Detail of frame from FLCL episode 5, 'Brittle Bullet'.

Perhaps it seems nitpickety, but if we attend the setup from Steve Benen

In the aftermath of the deadly school shooting in Santa Fe, Texas, opponents of gun reforms came up with quite a few culprits to blame for the bloodshed. None of them, of course, included easy access to firearms.

The public should blame the number of doors at the school, for example. And abortion. And video games. And Ritalin, secularism, Common Core, and trench coats.

And while some of this was expected—the right consistently tries to steer public discussions away from guns after mass shootings—Rep. Diane Black (R-Tenn.) broke new ground when she tried to connect school shootings and porn.

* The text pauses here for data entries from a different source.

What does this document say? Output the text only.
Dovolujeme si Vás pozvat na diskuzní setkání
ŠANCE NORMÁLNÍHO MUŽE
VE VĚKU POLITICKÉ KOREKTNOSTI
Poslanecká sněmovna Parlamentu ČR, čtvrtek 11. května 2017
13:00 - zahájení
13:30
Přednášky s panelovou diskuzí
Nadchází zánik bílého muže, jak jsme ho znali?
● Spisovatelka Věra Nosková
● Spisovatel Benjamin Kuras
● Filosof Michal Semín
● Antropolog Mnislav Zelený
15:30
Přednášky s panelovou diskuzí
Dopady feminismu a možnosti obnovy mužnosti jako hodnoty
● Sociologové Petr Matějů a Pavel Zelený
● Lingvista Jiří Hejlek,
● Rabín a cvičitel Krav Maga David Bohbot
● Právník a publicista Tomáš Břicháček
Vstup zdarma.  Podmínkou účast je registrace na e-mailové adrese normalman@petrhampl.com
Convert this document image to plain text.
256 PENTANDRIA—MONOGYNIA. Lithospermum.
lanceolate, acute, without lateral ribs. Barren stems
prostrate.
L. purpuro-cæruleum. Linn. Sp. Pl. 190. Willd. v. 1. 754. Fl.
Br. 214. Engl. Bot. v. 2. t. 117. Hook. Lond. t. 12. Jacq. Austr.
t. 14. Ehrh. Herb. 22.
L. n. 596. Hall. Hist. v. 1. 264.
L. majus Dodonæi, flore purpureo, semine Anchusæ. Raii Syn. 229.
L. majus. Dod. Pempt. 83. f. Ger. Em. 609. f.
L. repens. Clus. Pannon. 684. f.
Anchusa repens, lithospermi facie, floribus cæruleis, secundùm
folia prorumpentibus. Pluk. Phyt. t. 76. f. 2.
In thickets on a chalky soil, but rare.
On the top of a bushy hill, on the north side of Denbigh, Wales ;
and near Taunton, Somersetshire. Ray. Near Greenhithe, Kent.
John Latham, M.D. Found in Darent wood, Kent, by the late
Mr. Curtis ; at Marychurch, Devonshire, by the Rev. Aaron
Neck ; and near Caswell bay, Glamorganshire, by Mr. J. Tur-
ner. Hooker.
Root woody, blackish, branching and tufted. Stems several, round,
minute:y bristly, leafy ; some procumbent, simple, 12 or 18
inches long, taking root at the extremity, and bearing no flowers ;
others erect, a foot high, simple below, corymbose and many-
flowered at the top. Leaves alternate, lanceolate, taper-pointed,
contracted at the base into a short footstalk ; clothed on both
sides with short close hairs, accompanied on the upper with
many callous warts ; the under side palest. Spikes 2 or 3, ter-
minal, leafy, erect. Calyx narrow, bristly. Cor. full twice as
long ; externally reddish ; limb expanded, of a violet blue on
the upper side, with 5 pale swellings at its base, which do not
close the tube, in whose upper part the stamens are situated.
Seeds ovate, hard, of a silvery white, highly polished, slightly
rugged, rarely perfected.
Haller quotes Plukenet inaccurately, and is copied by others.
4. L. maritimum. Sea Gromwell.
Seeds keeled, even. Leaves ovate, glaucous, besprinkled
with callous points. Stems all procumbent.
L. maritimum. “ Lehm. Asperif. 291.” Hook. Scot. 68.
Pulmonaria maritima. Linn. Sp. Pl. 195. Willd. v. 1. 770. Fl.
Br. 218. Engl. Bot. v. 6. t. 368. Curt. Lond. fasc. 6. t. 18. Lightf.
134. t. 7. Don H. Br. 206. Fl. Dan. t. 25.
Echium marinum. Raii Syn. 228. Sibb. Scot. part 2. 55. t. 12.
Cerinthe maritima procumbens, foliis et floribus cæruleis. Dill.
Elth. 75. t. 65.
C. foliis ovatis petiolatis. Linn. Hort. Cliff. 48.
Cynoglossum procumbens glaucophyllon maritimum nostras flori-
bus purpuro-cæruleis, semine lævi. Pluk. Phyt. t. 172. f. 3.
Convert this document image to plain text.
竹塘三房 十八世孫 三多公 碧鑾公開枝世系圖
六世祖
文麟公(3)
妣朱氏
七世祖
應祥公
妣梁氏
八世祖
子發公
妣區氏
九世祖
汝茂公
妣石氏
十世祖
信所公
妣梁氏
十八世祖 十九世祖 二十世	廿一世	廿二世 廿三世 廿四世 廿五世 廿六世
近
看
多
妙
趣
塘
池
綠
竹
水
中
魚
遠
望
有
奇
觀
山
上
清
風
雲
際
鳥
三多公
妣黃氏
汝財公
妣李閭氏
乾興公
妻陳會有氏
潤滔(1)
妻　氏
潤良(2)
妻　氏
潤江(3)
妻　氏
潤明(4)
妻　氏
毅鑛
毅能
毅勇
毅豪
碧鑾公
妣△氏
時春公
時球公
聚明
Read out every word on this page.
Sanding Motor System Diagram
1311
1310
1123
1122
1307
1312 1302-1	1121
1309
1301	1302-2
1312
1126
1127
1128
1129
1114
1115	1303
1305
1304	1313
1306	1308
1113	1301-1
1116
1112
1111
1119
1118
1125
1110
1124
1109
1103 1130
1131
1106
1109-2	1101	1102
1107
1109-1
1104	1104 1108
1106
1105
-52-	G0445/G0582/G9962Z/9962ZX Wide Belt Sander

—and the detail via Jennifer Bendery

During a meeting last week with local pastors, Black raised the issue of gun violence in schools and why it keeps happening.

“Pornography,” she said.

“It’s available on the shelf when you walk in the grocery store. Yeah, you have to reach up to get it, but there’s pornography there,” she continued. “All of this is available without parental guidance. I think that is a big part of the root cause.”

—it seems well enough to note Mr. Benen’s punch line—

Her argument raised a variety of questions, though I’m inclined to start with this one: where exactly is Diane Black buying her groceries?

—might be leading with the wrong question. To the other, who really wants to make the point when the result means listening to a bunch of Republicans talking about internet pornography.